Each offshore hydrocarbon province around the world presents its unique challenges that must be met by safety equipment. Safety equipment and systems are required to perform reliably in severe service conditions and often under stringent governmental regulations. Moreover, they often must withstand harsh operational requirements, for example extreme depths. In fact, the world record setting depth for a surface-controlled subsurface safety valve (SCSSV) was recently extended successfully without incident.
(Left)Field-proven designs and record-setting field applications have resulted in the TRC-DH safety valve system's use in 75% of all wells in 1,000 ft or more water depth
Schlumberger installed a 4 1/2-in. TRC-DH safety valve at a depth of 9,801 ft in the first well of Marathon Oil Company’s Camden Hill Project, part of the Canyon Express Field Development Project, situated in 7,200-ft water depth. To achieve this feat on time took an aggressive manufacturing schedule and operator/service provider teamwork. The reservoir pressure was 7,400 psi, while the shut-in pressure at the 10,000-psi rated SCSSV was 6,500 psi. Minimum and maximum temperatures at the valve setting depth were 75 and 150°F, respectively, with the bottomhole temperature at the perforations being 155°F. The depth to the top of the well’s upper perforations is 13,855 ft. The previous world record was achieved six years ago in Shell’s Mensa subsea development, where a TRC-DH safety valve was set at a depth of 8,934 ft in a well drilled in 5,300-ft water depth.
Designed for deepset and subsea applications, the TRC-DH series safety valves have performed effectively at depths where other safety systems proved ineffective. The safety valve’s redundant hydraulic operating systems have a balancing mechanism so that they are tubing pressure insensitive. In other words, the effect of tubing pressure on the valve’s hydraulic operating piston is negated. This reduces the pressure rating required for the hydraulic control system through the wellhead and the emergency shut down system at surface.

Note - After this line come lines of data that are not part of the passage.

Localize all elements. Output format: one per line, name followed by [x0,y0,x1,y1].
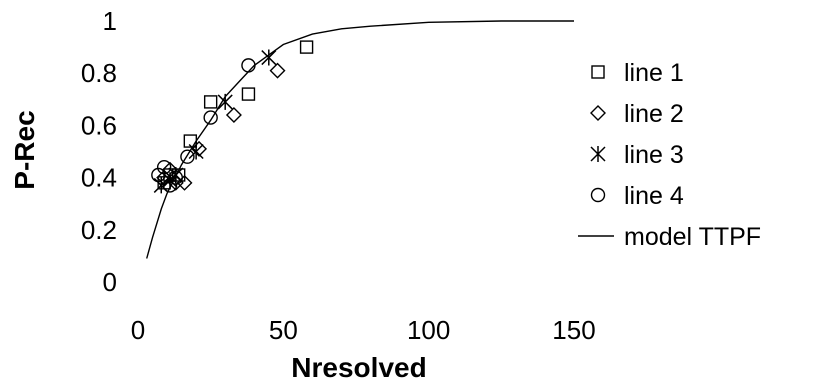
y-axis-title: P-Rec [9,110,40,189]
y-tick-label: 0.8 [81,58,117,88]
series-line-3-point [188,143,204,160]
y-tick-label: 0 [103,267,117,297]
series-model-ttpf-line [146,20,574,259]
series-line-2-point [225,106,242,123]
legend-line-1-label: line 1 [624,59,684,87]
series-line-4-point [156,159,172,175]
y-tick-label: 0.2 [81,215,117,245]
legend-line-4-label: line 4 [624,182,684,210]
legend-model-ttpf-label: model TTPF [624,223,761,251]
series-line-2-point [269,62,286,79]
y-tick-label: 0.6 [81,110,117,140]
x-tick-label: 150 [552,315,595,345]
x-tick-label: 50 [269,315,298,345]
legend-line-3-label: line 3 [624,141,684,169]
series-line-4-point [180,149,195,164]
x-axis-title: Nresolved [291,352,426,381]
legend-line-3-swatch [590,146,606,162]
series-line-1-point [241,87,256,101]
series-line-2-point [176,174,193,191]
series-line-1-point [203,95,218,109]
legend-line-1-swatch [591,65,605,79]
legend: line 1 line 2 line 3 line 4 model TTPF [578,59,761,251]
series-line-4-point [241,58,256,73]
series-line-2-point [191,140,208,157]
series-line-4-point [168,170,183,185]
y-tick-label: 0.4 [81,163,117,193]
series-line-1-point [299,40,314,54]
series-line-4-point [203,110,218,125]
x-tick-label: 100 [407,315,450,345]
legend-line-2-swatch [590,105,606,121]
series-line-3-point [261,49,277,66]
x-tick-label: 0 [131,315,145,345]
legend-line-4-swatch [590,187,606,203]
y-tick-label: 1 [103,6,117,36]
plot-area: 0 0.2 0.4 0.6 0.8 1 0 50 100 150 Nresolved P-Rec [9,6,596,381]
legend-line-2-label: line 2 [624,100,684,128]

Testing has proven that these valves can be run at depths beyond 10,000 ft, enabling their positioning below the hydrate or paraffin deposit regions to increase operating efficiency. With two separate and complete operating piston systems connected by individual control lines, they have complete operating redundancy for extended valve life, which is critical for deep applications where intervention costs can be prohibitive. Additionally, filtered control fluid improves the valve’s life cycle. This SCSSV series also has a HP/HT version.
In addition, two other types of safety valves have been designed specifically for HP/HT applications. The Pinnacle safety valve series are non-elastomeric flapper-type valves that are reliable, cost-effective, and can operate in sweet to severely corrosive environments with working pressures and temperatures to 15,000 psi and 400°F, respectively. Also proven in HP/HT, severe-environment field applications, the TRDP/TRSP series safety valves have dual or single-piston configurations with all-metal seals, built for withstanding pressures to 20,000-psi and temperatures to 400°F. Both HP/HT valve types are designed to have long service lives at such extreme pressures and temperatures.